The Rowan researchers’ patent relates to using hydrogels and their safe injection into patients for repairing and supplementing the soft, central portion of a spinal disc to treat degenerative disc disease and lower back pain. Lowman and Brewer are part of a team of academic researchers and medical industry executives leading ReGelTec, Inc., a medical device company founded in 2016. 

Using this patented technology, ReGelTec, Inc., developed HYDRAFIL, a hydrogel that is heated and injected into a disc using a fine gauge needle during a minimally-invasive outpatient procedure. Spinal discs have a soft inner core and a rigid outer wall, allowing them to act as shock absorbers between the spine's vertebrae. With age, discs start to dehydrate and break down due to the stress of everyday movements. The injected hydrogel pumps the disc back up and fills in cracks and tears to help restore natural biomechanical properties while preserving spinal motion and relieving pain. 

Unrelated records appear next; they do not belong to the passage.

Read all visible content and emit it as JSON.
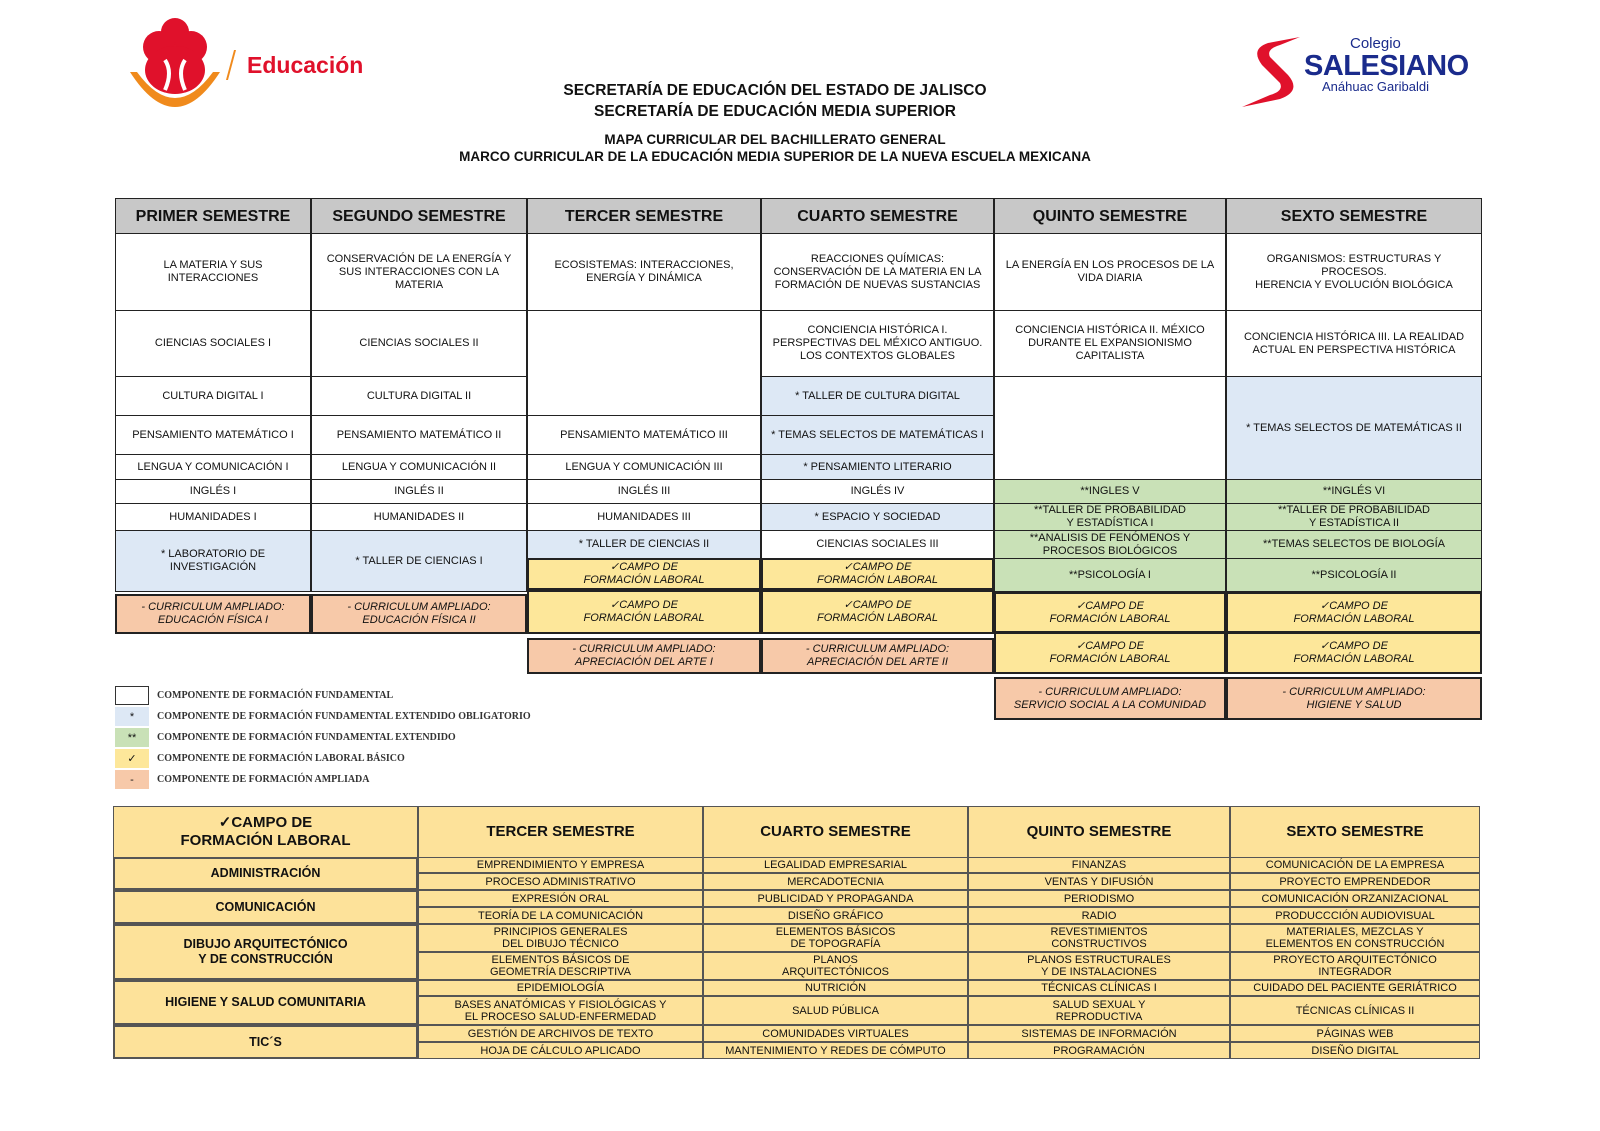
{
  "header": {
    "logo_left_text": "Educación",
    "logo_right": {
      "line1": "Colegio",
      "line2": "SALESIANO",
      "line3": "Anáhuac Garibaldi"
    },
    "title1": "SECRETARÍA DE EDUCACIÓN DEL ESTADO DE JALISCO",
    "title2": "SECRETARÍA DE EDUCACIÓN MEDIA SUPERIOR",
    "subtitle1": "MAPA CURRICULAR DEL BACHILLERATO GENERAL",
    "subtitle2": "MARCO CURRICULAR DE LA EDUCACIÓN MEDIA SUPERIOR DE LA NUEVA ESCUELA MEXICANA"
  },
  "colors": {
    "fundamental": "#ffffff",
    "fundamental_extendido_obligatorio": "#dde8f5",
    "fundamental_extendido": "#c9e1b7",
    "laboral": "#fde79a",
    "ampliado": "#f7c9a9",
    "header": "#c8c8c8",
    "brand_red": "#e0112b",
    "brand_orange": "#f08a1c",
    "salesiano_blue": "#1a2b8c"
  },
  "semesters": [
    {
      "header": "PRIMER SEMESTRE",
      "cells": [
        {
          "text": "LA MATERIA Y SUS\nINTERACCIONES",
          "type": "f"
        },
        {
          "text": "CIENCIAS SOCIALES I",
          "type": "f"
        },
        {
          "text": "CULTURA DIGITAL I",
          "type": "f"
        },
        {
          "text": "PENSAMIENTO MATEMÁTICO I",
          "type": "f"
        },
        {
          "text": "LENGUA Y COMUNICACIÓN I",
          "type": "f"
        },
        {
          "text": "INGLÉS I",
          "type": "f"
        },
        {
          "text": "HUMANIDADES I",
          "type": "f"
        },
        {
          "text": "* LABORATORIO DE\nINVESTIGACIÓN",
          "type": "fo"
        },
        {
          "text": "- CURRICULUM AMPLIADO:\nEDUCACIÓN FÍSICA I",
          "type": "a"
        }
      ]
    },
    {
      "header": "SEGUNDO SEMESTRE",
      "cells": [
        {
          "text": "CONSERVACIÓN DE LA ENERGÍA Y\nSUS INTERACCIONES CON LA\nMATERIA",
          "type": "f"
        },
        {
          "text": "CIENCIAS SOCIALES II",
          "type": "f"
        },
        {
          "text": "CULTURA     DIGITAL II",
          "type": "f"
        },
        {
          "text": "PENSAMIENTO MATEMÁTICO II",
          "type": "f"
        },
        {
          "text": "LENGUA Y COMUNICACIÓN II",
          "type": "f"
        },
        {
          "text": "INGLÉS II",
          "type": "f"
        },
        {
          "text": "HUMANIDADES II",
          "type": "f"
        },
        {
          "text": "* TALLER DE CIENCIAS I",
          "type": "fo"
        },
        {
          "text": "- CURRICULUM AMPLIADO:\nEDUCACIÓN FÍSICA II",
          "type": "a"
        }
      ]
    },
    {
      "header": "TERCER SEMESTRE",
      "cells": [
        {
          "text": "ECOSISTEMAS: INTERACCIONES,\nENERGÍA Y DINÁMICA",
          "type": "f"
        },
        {
          "text": "",
          "type": "f"
        },
        {
          "text": "PENSAMIENTO MATEMÁTICO III",
          "type": "f"
        },
        {
          "text": "LENGUA Y COMUNICACIÓN III",
          "type": "f"
        },
        {
          "text": "INGLÉS III",
          "type": "f"
        },
        {
          "text": "HUMANIDADES III",
          "type": "f"
        },
        {
          "text": "* TALLER DE CIENCIAS II",
          "type": "fo"
        },
        {
          "text": "✓CAMPO DE\nFORMACIÓN LABORAL",
          "type": "l"
        },
        {
          "text": "✓CAMPO DE\nFORMACIÓN LABORAL",
          "type": "l"
        },
        {
          "text": "- CURRICULUM AMPLIADO:\nAPRECIACIÓN DEL ARTE I",
          "type": "a"
        }
      ]
    },
    {
      "header": "CUARTO SEMESTRE",
      "cells": [
        {
          "text": "REACCIONES QUÍMICAS:\nCONSERVACIÓN DE LA MATERIA EN LA\nFORMACIÓN DE NUEVAS SUSTANCIAS",
          "type": "f"
        },
        {
          "text": "CONCIENCIA HISTÓRICA I.\nPERSPECTIVAS DEL MÉXICO ANTIGUO.\nLOS CONTEXTOS GLOBALES",
          "type": "f"
        },
        {
          "text": "* TALLER DE CULTURA DIGITAL",
          "type": "fo"
        },
        {
          "text": "* TEMAS SELECTOS DE MATEMÁTICAS I",
          "type": "fo"
        },
        {
          "text": "* PENSAMIENTO LITERARIO",
          "type": "fo"
        },
        {
          "text": "INGLÉS IV",
          "type": "f"
        },
        {
          "text": "* ESPACIO Y SOCIEDAD",
          "type": "fo"
        },
        {
          "text": "CIENCIAS SOCIALES III",
          "type": "f"
        },
        {
          "text": "✓CAMPO DE\nFORMACIÓN LABORAL",
          "type": "l"
        },
        {
          "text": "✓CAMPO DE\nFORMACIÓN LABORAL",
          "type": "l"
        },
        {
          "text": "- CURRICULUM AMPLIADO:\nAPRECIACIÓN DEL ARTE II",
          "type": "a"
        }
      ]
    },
    {
      "header": "QUINTO SEMESTRE",
      "cells": [
        {
          "text": "LA ENERGÍA EN LOS PROCESOS DE LA\nVIDA DIARIA",
          "type": "f"
        },
        {
          "text": "CONCIENCIA HISTÓRICA II. MÉXICO\nDURANTE EL EXPANSIONISMO\nCAPITALISTA",
          "type": "f"
        },
        {
          "text": "",
          "type": "f"
        },
        {
          "text": "**INGLES V",
          "type": "fe"
        },
        {
          "text": "**TALLER DE PROBABILIDAD\nY ESTADÍSTICA I",
          "type": "fe"
        },
        {
          "text": "**ANALISIS DE FENÓMENOS Y\nPROCESOS BIOLÓGICOS",
          "type": "fe"
        },
        {
          "text": "**PSICOLOGÍA I",
          "type": "fe"
        },
        {
          "text": "✓CAMPO DE\nFORMACIÓN LABORAL",
          "type": "l"
        },
        {
          "text": "✓CAMPO DE\nFORMACIÓN LABORAL",
          "type": "l"
        },
        {
          "text": "- CURRICULUM AMPLIADO:\nSERVICIO SOCIAL A LA COMUNIDAD",
          "type": "a"
        }
      ]
    },
    {
      "header": "SEXTO SEMESTRE",
      "cells": [
        {
          "text": "ORGANISMOS: ESTRUCTURAS Y PROCESOS.\nHERENCIA Y EVOLUCIÓN BIOLÓGICA",
          "type": "f"
        },
        {
          "text": "CONCIENCIA HISTÓRICA III. LA REALIDAD\nACTUAL EN PERSPECTIVA HISTÓRICA",
          "type": "f"
        },
        {
          "text": "* TEMAS SELECTOS DE MATEMÁTICAS II",
          "type": "fo"
        },
        {
          "text": "**INGLÉS VI",
          "type": "fe"
        },
        {
          "text": "**TALLER DE PROBABILIDAD\nY ESTADÍSTICA II",
          "type": "fe"
        },
        {
          "text": "**TEMAS SELECTOS DE BIOLOGÍA",
          "type": "fe"
        },
        {
          "text": "**PSICOLOGÍA II",
          "type": "fe"
        },
        {
          "text": "✓CAMPO DE\nFORMACIÓN LABORAL",
          "type": "l"
        },
        {
          "text": "✓CAMPO DE\nFORMACIÓN LABORAL",
          "type": "l"
        },
        {
          "text": "- CURRICULUM AMPLIADO:\nHIGIENE Y SALUD",
          "type": "a"
        }
      ]
    }
  ],
  "legend": [
    {
      "symbol": "",
      "type": "f",
      "label": "COMPONENTE DE FORMACIÓN FUNDAMENTAL"
    },
    {
      "symbol": "*",
      "type": "fo",
      "label": "COMPONENTE DE FORMACIÓN FUNDAMENTAL EXTENDIDO OBLIGATORIO"
    },
    {
      "symbol": "**",
      "type": "fe",
      "label": "COMPONENTE DE FORMACIÓN FUNDAMENTAL EXTENDIDO"
    },
    {
      "symbol": "✓",
      "type": "l",
      "label": "COMPONENTE DE FORMACIÓN LABORAL BÁSICO"
    },
    {
      "symbol": "-",
      "type": "a",
      "label": "COMPONENTE DE FORMACIÓN AMPLIADA"
    }
  ],
  "laboral": {
    "corner": "✓CAMPO DE\nFORMACIÓN LABORAL",
    "headers": [
      "TERCER SEMESTRE",
      "CUARTO SEMESTRE",
      "QUINTO SEMESTRE",
      "SEXTO SEMESTRE"
    ],
    "groups": [
      {
        "name": "ADMINISTRACIÓN",
        "rows": [
          [
            "EMPRENDIMIENTO Y EMPRESA",
            "LEGALIDAD EMPRESARIAL",
            "FINANZAS",
            "COMUNICACIÓN DE LA EMPRESA"
          ],
          [
            "PROCESO ADMINISTRATIVO",
            "MERCADOTECNIA",
            "VENTAS Y DIFUSIÓN",
            "PROYECTO EMPRENDEDOR"
          ]
        ]
      },
      {
        "name": "COMUNICACIÓN",
        "rows": [
          [
            "EXPRESIÓN ORAL",
            "PUBLICIDAD Y PROPAGANDA",
            "PERIODISMO",
            "COMUNICACIÓN ORZANIZACIONAL"
          ],
          [
            "TEORÍA DE LA COMUNICACIÓN",
            "DISEÑO GRÁFICO",
            "RADIO",
            "PRODUCCCIÓN AUDIOVISUAL"
          ]
        ]
      },
      {
        "name": "DIBUJO ARQUITECTÓNICO\nY DE CONSTRUCCIÓN",
        "rows": [
          [
            "PRINCIPIOS GENERALES\nDEL DIBUJO TÉCNICO",
            "ELEMENTOS BÁSICOS\nDE TOPOGRAFÍA",
            "REVESTIMIENTOS\nCONSTRUCTIVOS",
            "MATERIALES, MEZCLAS Y\nELEMENTOS EN CONSTRUCCIÓN"
          ],
          [
            "ELEMENTOS BÁSICOS DE\nGEOMETRÍA DESCRIPTIVA",
            "PLANOS\nARQUITECTÓNICOS",
            "PLANOS ESTRUCTURALES\nY DE INSTALACIONES",
            "PROYECTO ARQUITECTÓNICO\nINTEGRADOR"
          ]
        ]
      },
      {
        "name": "HIGIENE Y SALUD COMUNITARIA",
        "rows": [
          [
            "EPIDEMIOLOGÍA",
            "NUTRICIÓN",
            "TÉCNICAS CLÍNICAS I",
            "CUIDADO DEL PACIENTE GERIÁTRICO"
          ],
          [
            "BASES ANATÓMICAS Y FISIOLÓGICAS Y\nEL PROCESO SALUD-ENFERMEDAD",
            "SALUD PÚBLICA",
            "SALUD SEXUAL Y\nREPRODUCTIVA",
            "TÉCNICAS CLÍNICAS II"
          ]
        ]
      },
      {
        "name": "TIC´S",
        "rows": [
          [
            "GESTIÓN DE ARCHIVOS DE TEXTO",
            "COMUNIDADES VIRTUALES",
            "SISTEMAS DE INFORMACIÓN",
            "PÁGINAS WEB"
          ],
          [
            "HOJA DE CÁLCULO APLICADO",
            "MANTENIMIENTO Y REDES DE CÓMPUTO",
            "PROGRAMACIÓN",
            "DISEÑO DIGITAL"
          ]
        ]
      }
    ]
  }
}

Lowman’s research of polymers before his tenure at Rowan led to the development of the hydrogel. Brewer formulated and designed the final product and device in the company’s facilities at the South Jersey Technology Park of Rowan University

ReGelTec, Inc., is one of several enterprising startups that has received funding from the Rowan Innovation Venture Fund, which launched in 2014 to support visionary ideas from within and outside the Rowan community. 

In 2020, ReGelTec, Inc. received breakthrough device designation for its HYDRAFIL technology from the Center for Devices and Radiological Health of the Food and Drug Administration (FDA). The FDA program accelerates patient access to treatment technologies and provides ReGelTec, Inc., with priority review of device development and clinical trial protocols. 

“HYDRAFIL™is a powerful example of biomedical research being successfully patented and developed into an application with real-world value,” said Dr. Yatin Karpe, director of the Office of Technology Commercialization (OTC) and Rowan Innovations at Rowan University. “We are so proud of Drs. Lowman and Brewer. The recognition of their invention and the success of ReGelTec demonstrate the ingenuity of Rowan’s research and the importance of the idea-to-market support the Rowan Innovation Venture Fund and Rowan’s Office of Technology Commercialization provide to the community.”